Student loan refinancing is a great way to pay off student loans faster and reduce your interest rate. It means using a new loan with a lower interest rate to pay off old loans with higher interest rates. Once your old account closes, you are only responsible for the new loan. None of the rates, terms or conditions from the old loan apply to the new one. In fact, you don’t even need to use the same lender to refinance.


The benefits of student loan refinancing are too enticing to ignore. And even more so for doctors, given refinancing is the easiest way to lower your interest rate, but it also allows you to adjust your monthly payment and term length. When done right, refinancing can amount to thousands in savings over time.


What is the difference between student loan consolidation and refinancing?

Student loan consolidation combines multiple loans into a single loan. That means one lender. One interest rate. One monthly payment. Like refinancing, the goal of consolidation is to simplify your financial situation. But they are not the same. To understand the difference between the two, it helps to first know the difference between federal and private student loan consolidation.


Federal student loan consolidation is a program run by the Department of Education. It merges multiple federal education loans into a single direct consolidation loan. But there's a catch. Your new interest rate is the weighted average of rates from your previous loans. It will not decrease. Even with a lower monthly payment, it may require paying more interest over time. However, private student loans do no qualify for a direct consolidation loan.
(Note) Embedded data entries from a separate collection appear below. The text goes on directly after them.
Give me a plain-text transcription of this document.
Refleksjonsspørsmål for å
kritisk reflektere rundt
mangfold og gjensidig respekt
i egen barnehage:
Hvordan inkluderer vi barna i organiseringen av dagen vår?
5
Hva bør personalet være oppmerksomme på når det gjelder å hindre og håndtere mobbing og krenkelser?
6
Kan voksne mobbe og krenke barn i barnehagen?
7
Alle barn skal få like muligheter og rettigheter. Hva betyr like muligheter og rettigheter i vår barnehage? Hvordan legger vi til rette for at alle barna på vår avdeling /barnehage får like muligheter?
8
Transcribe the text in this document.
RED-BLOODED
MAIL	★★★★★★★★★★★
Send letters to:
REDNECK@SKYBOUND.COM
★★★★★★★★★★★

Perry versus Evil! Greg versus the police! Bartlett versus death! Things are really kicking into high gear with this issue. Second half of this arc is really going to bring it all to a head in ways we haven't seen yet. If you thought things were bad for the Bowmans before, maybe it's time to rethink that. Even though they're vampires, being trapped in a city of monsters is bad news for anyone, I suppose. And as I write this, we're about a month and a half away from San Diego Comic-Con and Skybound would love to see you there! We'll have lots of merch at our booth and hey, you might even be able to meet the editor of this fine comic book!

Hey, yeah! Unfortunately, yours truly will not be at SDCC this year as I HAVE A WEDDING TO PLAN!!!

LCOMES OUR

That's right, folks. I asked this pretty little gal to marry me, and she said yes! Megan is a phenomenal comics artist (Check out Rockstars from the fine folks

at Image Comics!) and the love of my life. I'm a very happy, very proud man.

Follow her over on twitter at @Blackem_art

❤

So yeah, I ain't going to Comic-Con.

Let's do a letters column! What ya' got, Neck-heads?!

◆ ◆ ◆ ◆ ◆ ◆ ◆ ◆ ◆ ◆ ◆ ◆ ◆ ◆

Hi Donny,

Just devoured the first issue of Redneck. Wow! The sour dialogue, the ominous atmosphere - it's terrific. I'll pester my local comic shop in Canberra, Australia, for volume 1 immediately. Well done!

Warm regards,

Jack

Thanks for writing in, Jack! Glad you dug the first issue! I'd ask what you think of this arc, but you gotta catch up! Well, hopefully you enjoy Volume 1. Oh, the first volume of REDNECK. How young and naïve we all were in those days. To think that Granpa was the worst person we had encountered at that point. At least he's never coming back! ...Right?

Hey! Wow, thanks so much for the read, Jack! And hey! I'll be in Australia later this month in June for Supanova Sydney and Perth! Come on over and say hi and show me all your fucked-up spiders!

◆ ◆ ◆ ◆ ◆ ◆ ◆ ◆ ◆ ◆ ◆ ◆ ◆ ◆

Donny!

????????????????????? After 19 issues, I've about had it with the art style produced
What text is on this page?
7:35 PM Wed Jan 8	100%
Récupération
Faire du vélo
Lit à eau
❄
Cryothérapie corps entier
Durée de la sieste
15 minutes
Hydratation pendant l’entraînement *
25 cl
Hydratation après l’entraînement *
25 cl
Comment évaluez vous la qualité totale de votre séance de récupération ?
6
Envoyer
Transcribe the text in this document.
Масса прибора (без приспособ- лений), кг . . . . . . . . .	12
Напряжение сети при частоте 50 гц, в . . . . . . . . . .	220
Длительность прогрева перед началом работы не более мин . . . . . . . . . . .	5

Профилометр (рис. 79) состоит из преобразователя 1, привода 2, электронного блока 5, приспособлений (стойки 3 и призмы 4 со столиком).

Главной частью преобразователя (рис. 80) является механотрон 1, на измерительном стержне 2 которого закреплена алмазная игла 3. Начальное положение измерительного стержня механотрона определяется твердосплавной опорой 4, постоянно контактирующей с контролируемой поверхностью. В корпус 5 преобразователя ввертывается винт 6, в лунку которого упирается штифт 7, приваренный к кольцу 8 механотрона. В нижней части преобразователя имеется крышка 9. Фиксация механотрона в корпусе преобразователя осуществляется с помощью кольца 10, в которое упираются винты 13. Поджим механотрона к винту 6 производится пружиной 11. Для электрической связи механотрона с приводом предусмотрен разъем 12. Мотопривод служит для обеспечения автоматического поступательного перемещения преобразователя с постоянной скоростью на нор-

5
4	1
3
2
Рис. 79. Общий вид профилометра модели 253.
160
Criteria to qualify varies among private lenders.


The shortcomings of consolidation highlight the advantages of refinancing. For both federal and private loans. You can lower your interest rate based on credit history. You can also adjust your monthly payment and term length based on income. In essence, refinancing and consolidation seek the same end goal. To simplify and improve your financial situation. But refinancing can actually save you money long-term.